Grams doesn't scold me like she normally would. Instead she eyes me and nods. And from the look on her face, I know just what she's thinking.
There's something strange about this woman.
Something very strange.
NINE
Diane leads us into a sunny sitting room that has a piano, red velvet armchairs, and a window that takes up nearly one whole wall, ceiling to floor. The view through it is amazing, too. There's tall grass blowing in the breeze, an enormous tree, and dark green vines with little blue flowers weaving around a little picket fence. And birds. Birds fluttering everywhere! It's like her very own little wildlife park.
Trouble is, there's also one of those headless statues standing right outside the window like some sort of ghastly guard. And even though it's off to one side, once you notice it, you don't really see the yard anymore. It's like a nasty scar on someone's face keeping you from noticing how pretty the rest of them is.
Anyway, Diane puts aside her brush and rag and says, “Here we are,” as she motions for us to sit in the chairs around a tea table. And as she takes a seat next to Hudson, he points to a guitar that's on a stand beside the piano. “That's a beautiful
Gibson.”
“Pardon me?” she asks.
“The guitar?”
“Oh, that. It was my father's.”
“He was a musician?”
“A doctor, actually, but he was also musically gifted. As was my mother. She bought him the guitar, he bought her the piano.” She sighed. “They were serious collectors, and everything you see here was theirs. At first it was very haunting, but now I find being surrounded by their things comforting.”
“How long ago did they pass on?” Grams asked her.
“Dad's been gone nearly three years. I cared for Mother until the end—about a year and a half ago.”
“I'm sorry,” Grams told her, and I could tell she meant it.
“So!” Diane said, taking a deep breath and turning to me. “Before we begin with your questions, I want to thank you again for saving the day on Friday. What an absolute nightmare that was!”

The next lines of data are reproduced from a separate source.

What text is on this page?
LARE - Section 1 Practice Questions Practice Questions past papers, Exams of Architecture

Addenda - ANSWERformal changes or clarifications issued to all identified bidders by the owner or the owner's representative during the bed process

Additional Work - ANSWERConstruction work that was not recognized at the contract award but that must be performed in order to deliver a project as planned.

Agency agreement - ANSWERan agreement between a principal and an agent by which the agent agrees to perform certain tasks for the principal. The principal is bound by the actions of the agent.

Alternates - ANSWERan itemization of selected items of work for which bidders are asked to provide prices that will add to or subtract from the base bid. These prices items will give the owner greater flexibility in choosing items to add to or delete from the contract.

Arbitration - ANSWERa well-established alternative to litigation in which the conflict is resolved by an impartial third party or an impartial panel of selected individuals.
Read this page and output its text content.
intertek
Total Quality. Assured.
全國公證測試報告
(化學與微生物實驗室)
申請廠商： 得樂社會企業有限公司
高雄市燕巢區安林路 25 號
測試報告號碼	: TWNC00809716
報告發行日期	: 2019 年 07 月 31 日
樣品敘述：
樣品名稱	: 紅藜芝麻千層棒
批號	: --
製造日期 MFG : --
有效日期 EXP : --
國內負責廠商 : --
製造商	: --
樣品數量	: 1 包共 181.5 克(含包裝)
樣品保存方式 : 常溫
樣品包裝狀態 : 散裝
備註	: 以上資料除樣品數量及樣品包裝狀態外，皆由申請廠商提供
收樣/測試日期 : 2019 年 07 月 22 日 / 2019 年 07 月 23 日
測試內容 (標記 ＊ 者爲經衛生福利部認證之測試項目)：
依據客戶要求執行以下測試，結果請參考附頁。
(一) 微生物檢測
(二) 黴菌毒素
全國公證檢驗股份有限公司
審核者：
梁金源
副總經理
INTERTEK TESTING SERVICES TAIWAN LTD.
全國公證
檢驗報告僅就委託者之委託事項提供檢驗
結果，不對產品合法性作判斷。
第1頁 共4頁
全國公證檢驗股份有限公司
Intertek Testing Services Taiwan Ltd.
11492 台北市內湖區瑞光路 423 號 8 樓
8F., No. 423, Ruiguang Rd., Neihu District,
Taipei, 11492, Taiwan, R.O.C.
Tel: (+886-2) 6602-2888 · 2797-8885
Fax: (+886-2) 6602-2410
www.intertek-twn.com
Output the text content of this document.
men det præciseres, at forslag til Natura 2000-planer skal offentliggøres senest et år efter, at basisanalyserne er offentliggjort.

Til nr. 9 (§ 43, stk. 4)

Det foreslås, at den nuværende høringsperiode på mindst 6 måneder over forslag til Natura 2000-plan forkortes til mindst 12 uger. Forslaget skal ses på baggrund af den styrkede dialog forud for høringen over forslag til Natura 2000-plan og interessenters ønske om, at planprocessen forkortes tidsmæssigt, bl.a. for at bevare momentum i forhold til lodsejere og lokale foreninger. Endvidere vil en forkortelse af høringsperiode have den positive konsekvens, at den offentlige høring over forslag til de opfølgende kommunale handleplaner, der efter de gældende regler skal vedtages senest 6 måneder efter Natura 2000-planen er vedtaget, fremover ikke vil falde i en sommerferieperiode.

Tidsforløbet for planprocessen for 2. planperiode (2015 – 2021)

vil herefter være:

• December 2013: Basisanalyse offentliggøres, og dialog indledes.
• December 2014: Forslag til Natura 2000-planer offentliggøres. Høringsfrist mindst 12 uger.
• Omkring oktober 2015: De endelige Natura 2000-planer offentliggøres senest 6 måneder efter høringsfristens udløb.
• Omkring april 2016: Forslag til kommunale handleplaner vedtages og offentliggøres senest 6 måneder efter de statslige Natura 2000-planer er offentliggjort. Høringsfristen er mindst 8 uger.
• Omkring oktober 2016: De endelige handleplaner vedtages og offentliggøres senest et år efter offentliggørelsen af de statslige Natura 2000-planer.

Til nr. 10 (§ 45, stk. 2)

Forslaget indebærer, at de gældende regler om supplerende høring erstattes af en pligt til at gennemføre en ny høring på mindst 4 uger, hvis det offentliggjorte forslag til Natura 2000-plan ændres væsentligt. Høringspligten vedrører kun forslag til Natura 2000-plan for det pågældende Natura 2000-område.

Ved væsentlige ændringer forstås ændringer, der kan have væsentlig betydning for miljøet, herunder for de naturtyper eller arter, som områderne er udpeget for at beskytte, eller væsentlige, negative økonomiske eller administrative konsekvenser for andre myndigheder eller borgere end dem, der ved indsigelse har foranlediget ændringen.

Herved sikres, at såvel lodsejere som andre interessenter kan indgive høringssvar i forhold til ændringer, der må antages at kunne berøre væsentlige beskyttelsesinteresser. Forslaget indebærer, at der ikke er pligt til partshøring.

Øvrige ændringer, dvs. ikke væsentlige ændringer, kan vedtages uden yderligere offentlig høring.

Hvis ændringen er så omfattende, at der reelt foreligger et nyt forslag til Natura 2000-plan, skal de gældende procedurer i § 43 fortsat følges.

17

Now, I'm about to say, No biggie, but Grams has already downshifted into snoop mode and jumps in with, “Do you have any idea who that fellow was?”
I look at Grams, sitting primly in her chair, looking ohso-innocent.
Innocent like a hawk.
“Some desperate individual, to be sure. And,” she adds as smoothly as she's pouring tea, “I suspect a drunk to boot.” She smiles at Grams as she hands her a dainty cup and saucer. “Milk or sugar?”
“Oh, no thanks. But a drunk? He seemed very sober to me!”
“I'm sure I detected alcohol.” She hands a cup to me, saying, “Did you notice any strange odor on him, Sammy? You were certainly close enough.”
“Uh, nuh-uh. He did seem kind of dirty, though, and kinda wiry.”
Hudson says, “Are you sure you don't want Sammy to tell these details to the police?”
She twinkles at him. “That he was dirty and wiry?” She laughs, then pats his hand. “Sweet man!”
I checked Grams—steam was billowing.
“Well, then,” Diane says, holding the pinky of her right hand out as she takes a dainty sip of tea. “What questions do you have for me?”
I put aside my cup and saucer and pick up my pad and pencil. “How about, Where were you born?”
She gives me a very regal smile. “That's better than when were you born. Let's hope you're not planning to work up to that.”